Here, the authors clearly show that CD73 expression inhibits anti-tumor immune responses. Homing was also shown to be dependent on A2B receptor pathways, albeit whether or not through cAMP-dependent pathways remains uncertain at this time [28]. The witnessed effects could be related to adenosinergic/purinergic modulation of leukocyte homing or possibly even to induction of apoptosis. ATP effects via P2X7 death receptor activation; as well as adenosine have been associated with apoptosis. Specifically, A2A receptor stimulation which inhibits the activation of virtually all tested functions of T-cells can further induce apoptosis in thymocytes. In an environment where there is a lot of cell turnover and death (as in tumors), adenosine may induce such effects. This apoptotic pathway is coupled to adenylate cyclase activation, induction of the regulatory Nur77 transcription factor, and the pro-apoptotic Bim [35]. CD73 deletion (as would CD39 deletion) might be conceived of as “leukocyte protective” by limiting the generation of fluxes of extracellular adenosine levels in much the same way as adenosine deaminase activity might.

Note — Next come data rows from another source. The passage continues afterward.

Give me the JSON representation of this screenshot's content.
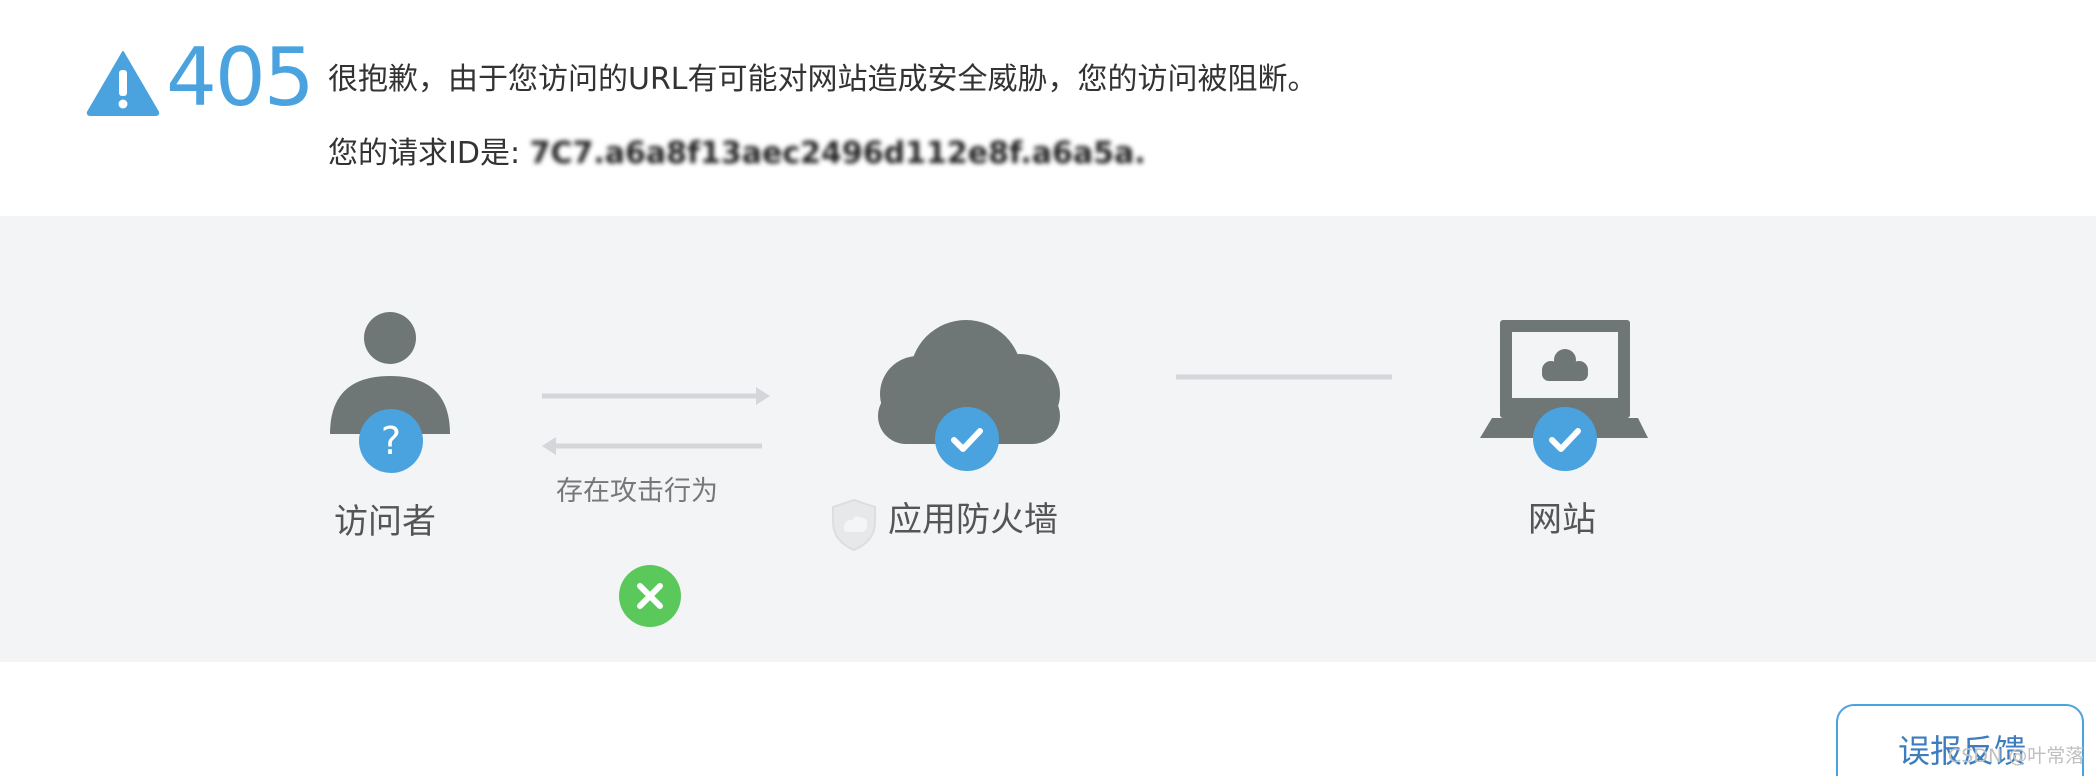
{
  "header": {
    "error_code": "405",
    "message": "很抱歉，由于您访问的URL有可能对网站造成安全威胁，您的访问被阻断。",
    "request_id_label": "您的请求ID是: ",
    "request_id_value": "7C7.a6a8f13aec2496d112e8f.a6a5a."
  },
  "flow": {
    "visitor": {
      "label": "访问者",
      "icon": "user-icon",
      "badge": "question-mark-icon"
    },
    "attack_label": "存在攻击行为",
    "firewall": {
      "label": "应用防火墙",
      "icon": "cloud-icon",
      "badge": "check-icon",
      "label_icon": "shield-icon"
    },
    "website": {
      "label": "网站",
      "icon": "laptop-icon",
      "badge": "check-icon"
    }
  },
  "feedback_button": {
    "label": "误报反馈"
  },
  "watermark": "CSDN @叶常落",
  "colors": {
    "accent_blue": "#4aa3df",
    "block_green": "#5ac85a",
    "icon_gray": "#6e7676",
    "flow_background": "#f3f4f6"
  }
}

Adenosinergic effects on leukocyte extravasation, Treg-mediated supression of antitumor T cell expansion and effector functions are already established. However, this outstanding paper contains elegant experimentation and provides important insights into the biology of CD73 in cancer. Crucially, this work [28] is also further validated and confirmed by Stagg et al. [36]. It appears from both studies that CD73 may be targeted on tumor cells, Tregs and potentially nonhematopoietic cells in the promotion of immune responsiveness.

In conclusion, these recent publications dealing with CD73 raise many interesting issues and provide important insights into the development of future adjunct therapies in cancer.

Generation of adenosine by CD73 (together with CD39) results in decreased effector functions of CD8 T cells as well as limiting their homing to tumors by decreasing expression of adhesion molecules (see text for details).